Today I heard from Guillermo,

He told me that the topographical study I commissioned was done, but not well done. The local guy I hired had neglected to designate on the survey, where I might find the large trees. This might be deemed mere oversight if it were not the case that Guillermo had specifically asked him to note any trees over 8".

Apparently he wants to be paid more money to go to the site and add the trees into the survey. The local guy not Guillermo.
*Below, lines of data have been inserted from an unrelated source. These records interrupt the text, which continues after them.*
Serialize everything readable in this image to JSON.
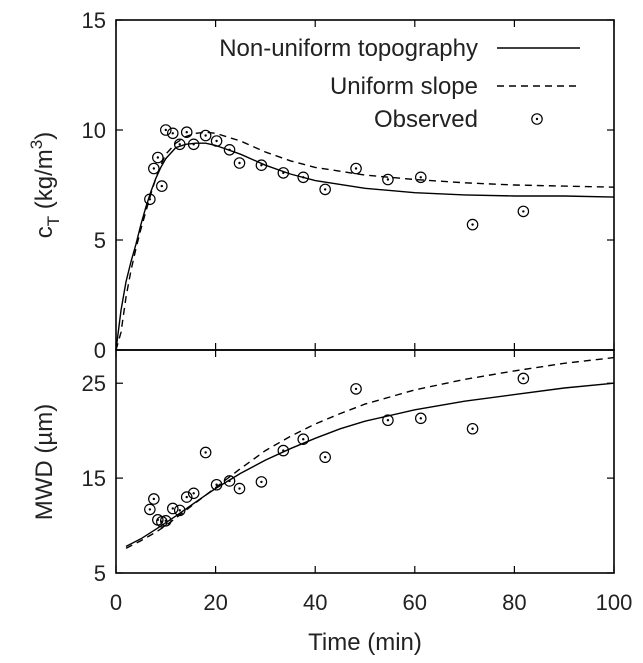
{
  "chart_data": {
    "type": "line",
    "xlabel": "Time (min)",
    "xlim": [
      0,
      100
    ],
    "xticks": [
      0,
      20,
      40,
      60,
      80,
      100
    ],
    "legend": {
      "placement": "top-right",
      "entries": [
        {
          "label": "Non-uniform topography",
          "style": "solid"
        },
        {
          "label": "Uniform slope",
          "style": "dashed"
        },
        {
          "label": "Observed",
          "style": "open-circle-with-dot"
        }
      ]
    },
    "panels": [
      {
        "id": "top",
        "ylabel": "c_T (kg/m^3)",
        "ylabel_parts": {
          "main": "c",
          "sub": "T",
          "unit": " (kg/m",
          "sup": "3",
          "close": ")"
        },
        "ylim": [
          0,
          15
        ],
        "yticks": [
          0,
          5,
          10,
          15
        ],
        "series": [
          {
            "name": "Non-uniform topography",
            "style": "solid",
            "x": [
              0,
              1,
              2,
              3,
              4,
              5,
              6,
              7,
              8,
              9,
              10,
              12,
              14,
              16,
              18,
              20,
              25,
              30,
              35,
              40,
              50,
              60,
              70,
              80,
              90,
              100
            ],
            "y": [
              0,
              1.8,
              3.1,
              4.0,
              4.8,
              5.7,
              6.5,
              7.2,
              7.8,
              8.3,
              8.7,
              9.2,
              9.35,
              9.4,
              9.4,
              9.3,
              8.9,
              8.4,
              8.0,
              7.7,
              7.35,
              7.15,
              7.05,
              7.0,
              7.0,
              6.95
            ]
          },
          {
            "name": "Uniform slope",
            "style": "dashed",
            "x": [
              0,
              1,
              2,
              3,
              4,
              5,
              6,
              7,
              8,
              9,
              10,
              12,
              14,
              16,
              18,
              20,
              25,
              30,
              35,
              40,
              50,
              60,
              70,
              80,
              90,
              100
            ],
            "y": [
              0,
              0.8,
              2.4,
              3.6,
              4.6,
              5.5,
              6.3,
              7.1,
              7.8,
              8.4,
              8.9,
              9.4,
              9.7,
              9.85,
              9.9,
              9.85,
              9.5,
              9.0,
              8.6,
              8.3,
              7.95,
              7.75,
              7.6,
              7.5,
              7.45,
              7.4
            ]
          }
        ],
        "observed": {
          "x": [
            6.8,
            7.6,
            8.4,
            9.2,
            10.0,
            11.4,
            12.8,
            14.2,
            15.6,
            18.0,
            20.2,
            22.8,
            24.8,
            29.2,
            33.6,
            37.6,
            42.0,
            48.2,
            54.6,
            61.2,
            71.6,
            81.8
          ],
          "y": [
            6.85,
            8.25,
            8.75,
            7.45,
            10.0,
            9.85,
            9.35,
            9.9,
            9.35,
            9.75,
            9.5,
            9.1,
            8.5,
            8.4,
            8.05,
            7.85,
            7.3,
            8.25,
            7.75,
            7.85,
            5.7,
            6.3
          ]
        }
      },
      {
        "id": "bottom",
        "ylabel": "MWD (µm)",
        "ylim": [
          5,
          28.5
        ],
        "yticks": [
          5,
          15,
          25
        ],
        "series": [
          {
            "name": "Non-uniform topography",
            "style": "solid",
            "x": [
              2,
              5,
              8,
              10,
              12,
              15,
              18,
              20,
              25,
              30,
              35,
              40,
              45,
              50,
              60,
              70,
              80,
              90,
              100
            ],
            "y": [
              7.8,
              8.6,
              9.6,
              10.3,
              11.0,
              12.1,
              13.2,
              13.9,
              15.5,
              16.9,
              18.1,
              19.2,
              20.2,
              21.0,
              22.2,
              23.1,
              23.8,
              24.5,
              25.0
            ]
          },
          {
            "name": "Uniform slope",
            "style": "dashed",
            "x": [
              2,
              5,
              8,
              10,
              12,
              15,
              18,
              20,
              25,
              30,
              35,
              40,
              45,
              50,
              60,
              70,
              80,
              90,
              100
            ],
            "y": [
              7.6,
              8.4,
              9.3,
              10.0,
              10.8,
              12.0,
              13.2,
              14.0,
              16.0,
              17.9,
              19.4,
              20.7,
              21.8,
              22.8,
              24.3,
              25.4,
              26.3,
              27.1,
              27.7
            ]
          }
        ],
        "observed": {
          "x": [
            6.8,
            7.6,
            8.4,
            9.2,
            10.0,
            11.4,
            12.8,
            14.2,
            15.6,
            18.0,
            20.2,
            22.8,
            24.8,
            29.2,
            33.6,
            37.6,
            42.0,
            48.2,
            54.6,
            61.2,
            71.6,
            81.8
          ],
          "y": [
            11.7,
            12.8,
            10.6,
            10.4,
            10.5,
            11.8,
            11.6,
            13.0,
            13.4,
            17.7,
            14.3,
            14.7,
            13.9,
            14.6,
            17.9,
            19.1,
            17.2,
            24.4,
            21.1,
            21.3,
            20.2,
            25.5
          ]
        }
      }
    ]
  }
}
I say, horseshit. We asked him specifically to add the trees, furthermore he was asked to coordinate with D0's local office. He never recieved nor returned calls from D0. But I gave away my leverage when I paid him for the work. I am not used to working with people who refuse to do what they said they would do. I don't particulaly like weilding a contract in one hand, and a club in the other, but its time to get rid of that squeemishness. This house needs to be built.

I will call Ms. Ashley White tommorrow and ask her what to negotiate on my behalf with this gentleman.

In the good news department, aparently the survey was misformatted, but Guillermo's CR office was able to reconstruct the information. So we have a contoured map, even if we do not know where the trees are.

Lessons:

1) be explicit
2) get confirmation
3) pay AFTER reciept of satisfactory service.

The only silver lining on this experience was that I may have learned my lesson early, to prevent a more costly, and infuriating, mistep later based on trust.

Guillermo was great about the error. He was aghast at the surveyor's actions. He followed up with the surveyor, and then offered to pick up half of the cost of the blackmail, just to get the job done on time. He wrote me a letter explaining that he regretted the experience, that this was not the way that he works, and that he was embarrased that a client had to endure this treatment.